Я чуть не расцеловал старика в морщинистые щеки, и он, видимо, это понял, потому что отошел счастливый и гордый. Он даже стал выше ростом, честное слово.
Итак, мое алиби доказано, и мне на мгновение даже стало скучно. Жизнь снова втягивала в привычную тусклую колею, где один день отличался от другого только по количеству вызовов к руководству да по степени нервотрепки, с этим связанной.
Таню я увидел только на похоронах. До этого не мог заставить себя пойти к ней, хотя это было, конечно, свинством. Лучший друг мужа оставил вдову без моральной поддержки… Но ведь я был и ее другом. Я знал ее вдвое дольше, чем Борис. Да, точно, вдвое. Двадцать лет назад в тесный класс маленькой деревянной школы уральского городка вошла девочка с синими глазами и смело уселась на единственное свободное место. А оно было рядом со мной…

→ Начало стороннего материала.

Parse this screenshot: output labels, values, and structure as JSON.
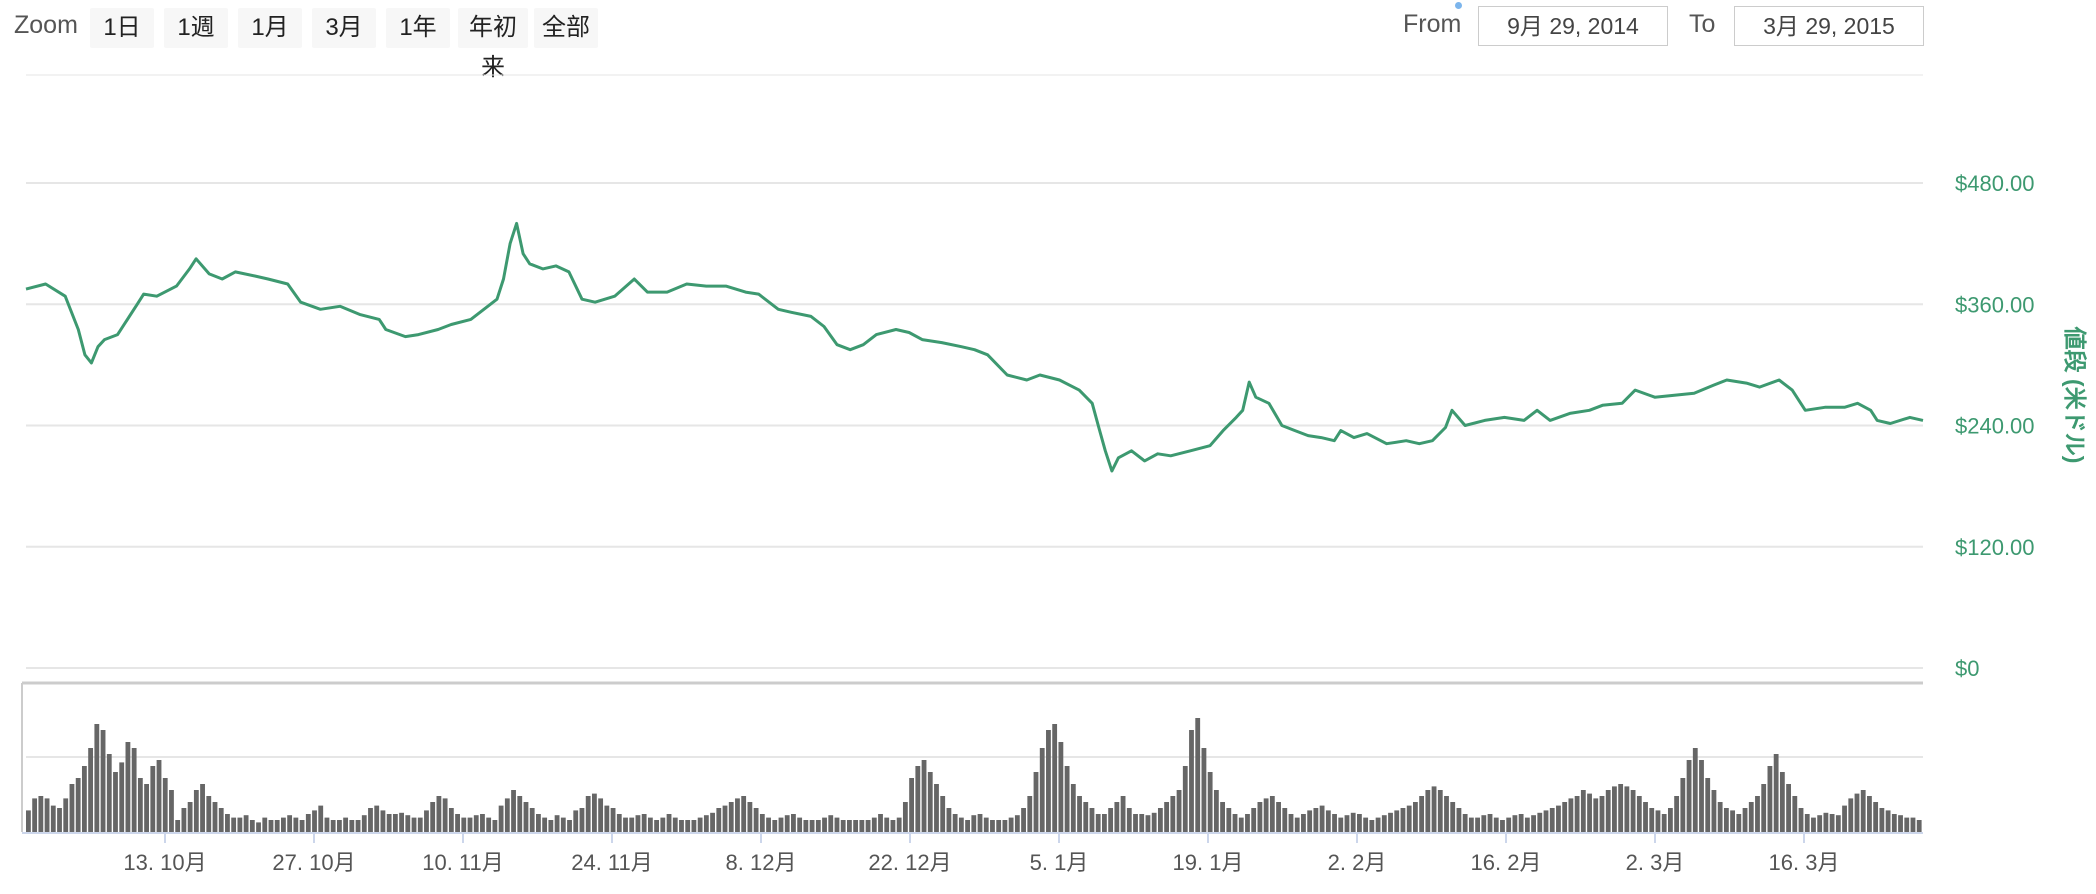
{
  "toolbar": {
    "zoom_label": "Zoom",
    "zoom_buttons": [
      "1日",
      "1週",
      "1月",
      "3月",
      "1年",
      "年初来",
      "全部"
    ],
    "from_label": "From",
    "from_value": "9月 29, 2014",
    "to_label": "To",
    "to_value": "3月 29, 2015"
  },
  "chart_data": {
    "type": "line",
    "title": "",
    "ylabel": "値段 (米ドル)",
    "ylim": [
      0,
      480
    ],
    "y_ticks": [
      "$0",
      "$120.00",
      "$240.00",
      "$360.00",
      "$480.00"
    ],
    "x_range": [
      "2014-09-29",
      "2015-03-29"
    ],
    "x_ticks": [
      "13. 10月",
      "27. 10月",
      "10. 11月",
      "24. 11月",
      "8. 12月",
      "22. 12月",
      "5. 1月",
      "19. 1月",
      "2. 2月",
      "16. 2月",
      "2. 3月",
      "16. 3月"
    ],
    "line_color": "#3d9970",
    "series": [
      {
        "values": [
          [
            0,
            375
          ],
          [
            3,
            380
          ],
          [
            6,
            368
          ],
          [
            8,
            335
          ],
          [
            9,
            310
          ],
          [
            10,
            302
          ],
          [
            11,
            318
          ],
          [
            12,
            325
          ],
          [
            14,
            330
          ],
          [
            17,
            360
          ],
          [
            18,
            370
          ],
          [
            20,
            368
          ],
          [
            23,
            378
          ],
          [
            25,
            395
          ],
          [
            26,
            405
          ],
          [
            28,
            390
          ],
          [
            30,
            385
          ],
          [
            32,
            392
          ],
          [
            35,
            388
          ],
          [
            37,
            385
          ],
          [
            40,
            380
          ],
          [
            42,
            362
          ],
          [
            45,
            355
          ],
          [
            48,
            358
          ],
          [
            51,
            350
          ],
          [
            54,
            345
          ],
          [
            55,
            335
          ],
          [
            58,
            328
          ],
          [
            60,
            330
          ],
          [
            63,
            335
          ],
          [
            65,
            340
          ],
          [
            68,
            345
          ],
          [
            70,
            355
          ],
          [
            72,
            365
          ],
          [
            73,
            385
          ],
          [
            74,
            420
          ],
          [
            75,
            440
          ],
          [
            76,
            410
          ],
          [
            77,
            400
          ],
          [
            79,
            395
          ],
          [
            81,
            398
          ],
          [
            83,
            392
          ],
          [
            85,
            365
          ],
          [
            87,
            362
          ],
          [
            90,
            368
          ],
          [
            93,
            385
          ],
          [
            95,
            372
          ],
          [
            98,
            372
          ],
          [
            101,
            380
          ],
          [
            104,
            378
          ],
          [
            107,
            378
          ],
          [
            110,
            372
          ],
          [
            112,
            370
          ],
          [
            115,
            355
          ],
          [
            117,
            352
          ],
          [
            120,
            348
          ],
          [
            122,
            338
          ],
          [
            124,
            320
          ],
          [
            126,
            315
          ],
          [
            128,
            320
          ],
          [
            130,
            330
          ],
          [
            133,
            335
          ],
          [
            135,
            332
          ],
          [
            137,
            325
          ],
          [
            140,
            322
          ],
          [
            143,
            318
          ],
          [
            145,
            315
          ],
          [
            147,
            310
          ],
          [
            150,
            290
          ],
          [
            153,
            285
          ],
          [
            155,
            290
          ],
          [
            158,
            285
          ],
          [
            161,
            275
          ],
          [
            163,
            262
          ],
          [
            164,
            238
          ],
          [
            165,
            215
          ],
          [
            166,
            195
          ],
          [
            167,
            208
          ],
          [
            169,
            215
          ],
          [
            171,
            205
          ],
          [
            173,
            212
          ],
          [
            175,
            210
          ],
          [
            178,
            215
          ],
          [
            181,
            220
          ],
          [
            183,
            235
          ],
          [
            185,
            248
          ],
          [
            186,
            255
          ],
          [
            187,
            283
          ],
          [
            188,
            268
          ],
          [
            190,
            262
          ],
          [
            192,
            240
          ],
          [
            194,
            235
          ],
          [
            196,
            230
          ],
          [
            198,
            228
          ],
          [
            200,
            225
          ],
          [
            201,
            235
          ],
          [
            203,
            228
          ],
          [
            205,
            232
          ],
          [
            208,
            222
          ],
          [
            211,
            225
          ],
          [
            213,
            222
          ],
          [
            215,
            225
          ],
          [
            217,
            238
          ],
          [
            218,
            255
          ],
          [
            220,
            240
          ],
          [
            223,
            245
          ],
          [
            226,
            248
          ],
          [
            229,
            245
          ],
          [
            231,
            255
          ],
          [
            233,
            245
          ],
          [
            236,
            252
          ],
          [
            239,
            255
          ],
          [
            241,
            260
          ],
          [
            244,
            262
          ],
          [
            246,
            275
          ],
          [
            249,
            268
          ],
          [
            252,
            270
          ],
          [
            255,
            272
          ],
          [
            258,
            280
          ],
          [
            260,
            285
          ],
          [
            263,
            282
          ],
          [
            265,
            278
          ],
          [
            268,
            285
          ],
          [
            270,
            275
          ],
          [
            272,
            255
          ],
          [
            275,
            258
          ],
          [
            278,
            258
          ],
          [
            280,
            262
          ],
          [
            282,
            255
          ],
          [
            283,
            245
          ],
          [
            285,
            242
          ],
          [
            288,
            248
          ],
          [
            290,
            245
          ]
        ]
      }
    ],
    "volume_values": [
      18,
      28,
      30,
      28,
      22,
      20,
      28,
      40,
      45,
      55,
      70,
      90,
      85,
      65,
      50,
      58,
      75,
      70,
      45,
      40,
      55,
      60,
      45,
      35,
      10,
      20,
      25,
      35,
      40,
      30,
      25,
      20,
      15,
      12,
      12,
      14,
      10,
      8,
      12,
      10,
      10,
      12,
      14,
      12,
      10,
      15,
      18,
      22,
      12,
      10,
      10,
      12,
      10,
      10,
      14,
      20,
      22,
      18,
      15,
      15,
      16,
      14,
      12,
      12,
      18,
      25,
      30,
      28,
      20,
      15,
      12,
      12,
      14,
      15,
      12,
      10,
      22,
      28,
      35,
      30,
      25,
      20,
      15,
      12,
      10,
      14,
      12,
      10,
      18,
      20,
      30,
      32,
      28,
      22,
      20,
      15,
      12,
      12,
      14,
      15,
      12,
      10,
      12,
      15,
      12,
      10,
      10,
      10,
      12,
      14,
      16,
      20,
      22,
      25,
      28,
      30,
      25,
      20,
      15,
      12,
      10,
      12,
      14,
      15,
      12,
      10,
      10,
      10,
      12,
      14,
      12,
      10,
      10,
      10,
      10,
      10,
      12,
      15,
      12,
      10,
      12,
      25,
      45,
      55,
      60,
      50,
      40,
      30,
      20,
      15,
      12,
      10,
      14,
      15,
      12,
      10,
      10,
      10,
      12,
      14,
      20,
      30,
      50,
      70,
      85,
      90,
      75,
      55,
      40,
      30,
      25,
      20,
      15,
      15,
      20,
      25,
      30,
      20,
      15,
      15,
      14,
      16,
      20,
      25,
      30,
      35,
      55,
      85,
      95,
      70,
      50,
      35,
      25,
      20,
      15,
      12,
      15,
      20,
      25,
      28,
      30,
      25,
      20,
      15,
      12,
      15,
      18,
      20,
      22,
      18,
      15,
      12,
      14,
      16,
      15,
      12,
      10,
      12,
      14,
      16,
      18,
      20,
      22,
      25,
      30,
      35,
      38,
      35,
      30,
      25,
      20,
      15,
      12,
      12,
      14,
      15,
      12,
      10,
      12,
      14,
      15,
      12,
      14,
      16,
      18,
      20,
      22,
      25,
      28,
      30,
      35,
      32,
      28,
      30,
      35,
      38,
      40,
      38,
      35,
      30,
      25,
      20,
      18,
      15,
      20,
      30,
      45,
      60,
      70,
      60,
      45,
      35,
      25,
      20,
      18,
      15,
      20,
      25,
      30,
      40,
      55,
      65,
      50,
      40,
      30,
      20,
      15,
      12,
      14,
      16,
      15,
      14,
      22,
      28,
      32,
      35,
      30,
      25,
      20,
      18,
      15,
      14,
      12,
      12,
      10
    ]
  }
}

На кладбище она пришла в черном, как и положено вдове. Но не пролила ни слезинки. Ее глаза, уже не ярко-синие, как в детстве, а скорее серо-голубые, прятались за ресницами, лицо было спокойное, вернее, застывшее и какое-то отрешенное. На все сочувственные фразы она только наклоняла голову и стискивала переплетенные пальцы. Увидев меня, подошла, постояла минуту, касаясь плечом, и молча отошла к могиле.
Странное, почти сомнамбулическое состояние овладело мной. Я стоял в толпе сотрудников, не подходивших близко к гробу, отмечал выражение их лиц, ловил обрывки разговоров, запечатлевая все как на видеопленку, и в то же время созерцал со стороны это скопление разных людей, колышущихся в тесном проходе между оградами и постепенно, по каким-то сложным, никем не регламентируемым, но психологически обоснованным траекториям подтягивающихся к яме. Даже видел, как осторожно они переступают с места на место, чтобы тише был чавкающий звук, с которым жирная кладбищенская земля отпускает ногу. Разумеется, мне только казалось, что я вижу их со стороны. Скорее, я представлял, как это выглядит, но представлял настолько отчетливо, что не мог отличить реальность от воображения. Наоборот, старался укрыться в воображении от реальности. На меня поглядывали с удивлением, а кое-кто и с брезгливостью: почему это близкий друг покойного не приближается к гробу? Впрочем, не все удивлялись. Некоторые упорно держались мнения, что я и не на такое способен. Я сам вчера слышал через неплотно прикрытую дверь, как наш инспектор Лидия Тимофеевна, исполняющая за полставки еще и обязанности секретарямашинистки, а совершенно бесплатно — главной сплетницы объединения, которую ненавидели и боялись, кажется, все сотрудники, так вот эта Лидия Тимофеевна с наслаждением вещала набившимся в приемную и млевшим от пикантной ситуации женщинам: «Немудрено, что от него ушла жена. Кто же допустит бордель в доме даже для начальника? Вот так-то устраиваются сильные мира сего, а попробуй кто из нас, маленьких… Ох уж эти мне друзья юности! Знают, с кем дружить и как дружить. Так и пролезают в люди…» Тут я распахнул дверь, и она разгневанно замолчала.
Вот до чего дошло: я уже и карьерист! Удивительно, сколько человек слышало, что Борис просил ключи именно, чтобы спокойно поработать, как ни странно выглядела такая просьба. Да и майор, разумеется, не распространялся о женском платочке с полосой губной помады, и здесь уже все знают. И глазеют на меня еще более бесцеремонно, чем женщины у подъезда моего дома. Сказать, что мы распространяем сплетни — значит, ничего не сказать. Просто мы живем в такой особой атмосфере, где не может быть ничего тайного, и ни в какой другой жить уже не можем. Недаром в своей среде мы не говорим «министерство», а употребляем всеобъемлющее и полупрезрительное «контора».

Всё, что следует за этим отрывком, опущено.